For the detection of the genes cagA, vacA (s and m regions) and hopQ alleles, the original protocols were followed for each of the genes (see Supplementary Table 4). For the immunodetection, the protocol followed for separation in gel was described above. For the transfer of proteins to a PVDF membrane the protocol is available in protocols.io under https://doi.org/10.17504/protocols.io.ghhbt36. The antibodies used have been previously described (see Supplementary Table 5). In summary, membranes were blocked using 3% BSA in PBS for one hour, primary antibody incubated for 1 hour at room temperature, washed 5 times 10 minutes each, secondary anti-rabbit antibody peroxidase conjugated (sigma) was used for detection after 45 minutes incubation followed by four wash steps 15 minutes each. Once detected, membranes were stripped for removal of antibodies and prepared for the following detection.

Bioinformatic analysis

Homologous Proteins in H. pylori and C. jejuni

Using BLAST48, two proteomes of Campylobacter jejuni (Strain RM1221 (Genbank NC_003912), Strain NCTC 11168 (Genbank NC_002163)) and Helicobacter pylori (Strain P12 (ENA CP001217), Strain 26695 (ENA AE000511)) were aligned against each other for the identification of their homologous proteins (Joppich et al., Manuscript in preparation). Homology has been assumed if the sequence identity is higher than 0.9 and at least 80% of the larger protein is covered. This resulted in identification of 1543 homologous protein-pairs in C. jejuni and 1399 for H. pylori.

Amino acid replacement identification

A global alignment of the homologous proteins using the Blosum80 substitution matrix with gap costs of 50 and gap extension costs of 0.2 was performed, deriving specific substitution matrices for the two strains of Helicobacter pylori and Campylobacter jejuni (Fig. 4).

Identification of proteins with higher than expected tryptophan changes

For each of the homologous proteins, the relative amount of tryptophan was calculated. In general, the distribution of the relative amount of tryptophan per protein remains constant for both bacteria strains (data not shown).

For H. pylori 106 homologous proteins had tryptophan changes between strains. Since normal mutations of tryptophan can occur in a genome, we calculated the expected tryptophan exchange rate. This one was defined as the current amount of tryptophan residues in the protein minus the tryptophan losses plus the expected amount of tryptophan in the changed amino acids (relative tryptophan frequency in genome times number of changed amino acids).

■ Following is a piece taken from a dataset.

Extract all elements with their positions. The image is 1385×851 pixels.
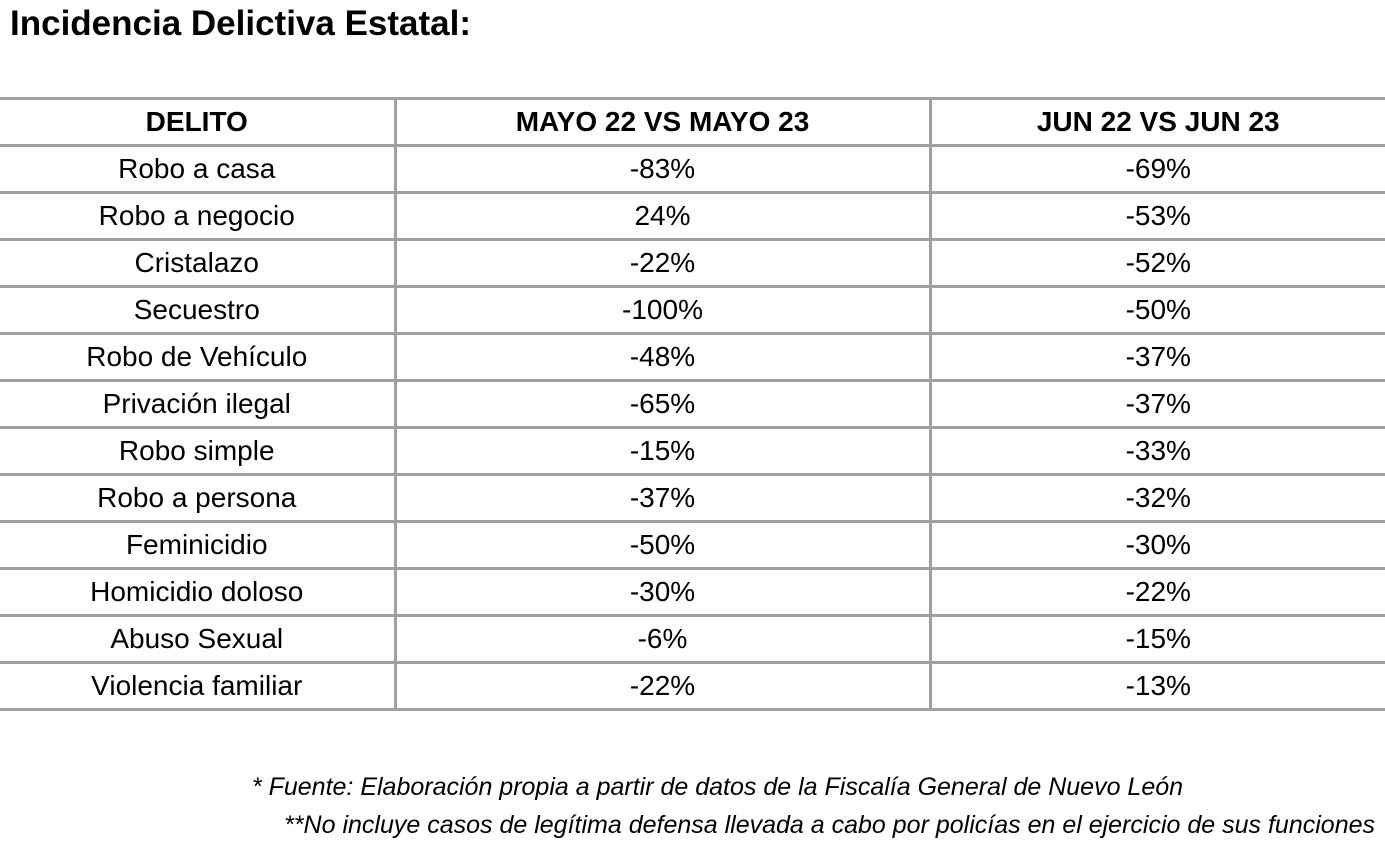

With tryptophan being seldom changed, this probably overestimates the actual change in tryptophan. To consider a protein tryptophan exchange as higher than expected, the actual change (gain plus loss) must be higher than 0.2 if the expected count difference (expected value minus actual value in homologous protein) is larger than 1, or, if the actual change is less than 0.2, the expected count difference must be at least 0.8. This resulted in 51 proteins of high interest (See Supplementary Table 6).

Classification of proteins of interest

The identified 51 proteins with a higher-than-expected change in tryptophan were organized in classes based on their Gene Ontology49 classes of the corresponding genes shown in the Uniprot database (See Supplementary Table 6). For proteins lacking a GO number, a manual curation of the protein-genes was conducted using the Pfam and InterPro information available.